Practical Implementation Considerations

When implementing these patterns, consider the following practical aspects:

Tool Protocol Design

Your tool protocols should:

• Have clear input/output schemas
• Handle failures gracefully
• Provide meaningful error messages
• Support both synchronous and asynchronous operations
• Include versioning for backward compatibility

Memory Architecture

Effective memory systems need:

• Short-term context for immediate tasks
• Long-term storage for persistent information
• Retrieval mechanisms relevant to current context
• Compaction strategies to maintain efficiency
• Privacy controls for sensitive information

Multi-Agent Coordination

When coordinating multiple agents:

• Define clear boundaries of responsibility
• Implement conflict resolution mechanisms
• Establish communication protocols
• Design fallback strategies for agent unavailability
• Monitor inter-agent performance and dependencies

Conclusion: The Physics of Agent Systems

The convergence we're witnessing across different agentic implementations isn't accidental—it's the result of fundamental constraints and requirements that any practical system must address. By understanding these universal patterns and adapting them to your specific context, you can build more reliable, scalable, and effective AI agent systems.

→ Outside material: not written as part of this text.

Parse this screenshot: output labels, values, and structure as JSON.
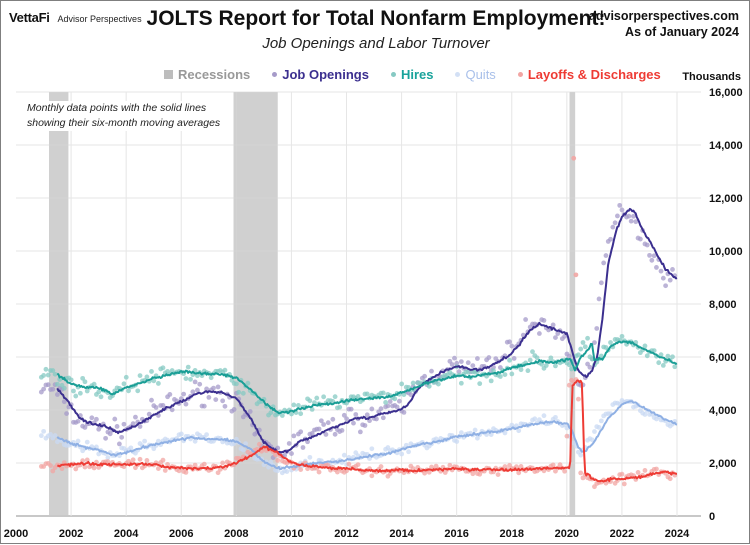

The patterns outlined here represent the collective wisdom of teams that have navigated the challenges of building production-ready agents. They aren't rigid prescriptions but fundamental principles that guide effective design. As you build your own agentic systems, expect to discover these same principles emerging organically from your requirements and constraints.

For further exploration of these patterns, visit the Veso Research Agentic Patterns guide and stay updated on emerging best practices in the rapidly evolving field of AI agent development.

The future of AI agents lies not in proprietary magic, but in the robust, principled application of these universal patterns to solve real problems.